In Connecticut courts I’ve defended various kinds of class actions that go beyond insurance, including cases involving products liability, securities, financial services and consumer contracts.

My insurance class action practice usually takes me outside of Connecticut.  I’ve had the pleasure of working on cases in various federal and state courts and collaborating with great lawyers across the country.  While class actions are an increasingly large part of my practice, I don’t do exclusively class action work.  The rest of my practice involves litigating insurance coverage cases, often at the appellate level.  That also frequently takes me outside of Connecticut.  A highlight of my career thus far was working on Standard Fire Ins. Co. v. Knowles, the U.S. Supreme Court’s first Class Action Fairness Act case.  I was Counsel of Record for Standard Fire on the cert petition, and had the pleasure of working with Ted Boutrous on the merits briefing and oral argument.

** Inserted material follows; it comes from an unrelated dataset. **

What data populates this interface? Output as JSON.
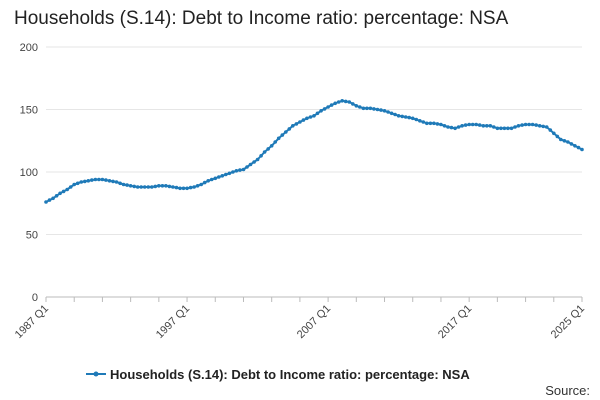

I started this blog because writing is one of my favorite things to do and I enjoy following developments in class action law, writing about them and engaging in discussion with others who have an in interest in this area.  It’s a welcome break from day-to-day practice, keeps me current, broadens my network and results in some new business.

When I’m not at my desk or flying around the country trying to save insurance companies from the plaintiffs’ bar, or attending a conference on class actions or insurance litigation (for more on those, see the Seminars/Programs page of this blog), I often can be found playing or reading with my young daughter, helping my wife with her real estate and mortgage businesses, reading a book about history or politics, or watching the Boston Red Sox (I managed to find bleacher seats for Game 2 of the 2004 World Series when Curt Schilling pitched with the bloody sock).  When the weather is good I also love to take the ferry to Block Island, Rhode Island and ride a bike or walk the trails there. If you go, I highly recommend the Clay Head Trail.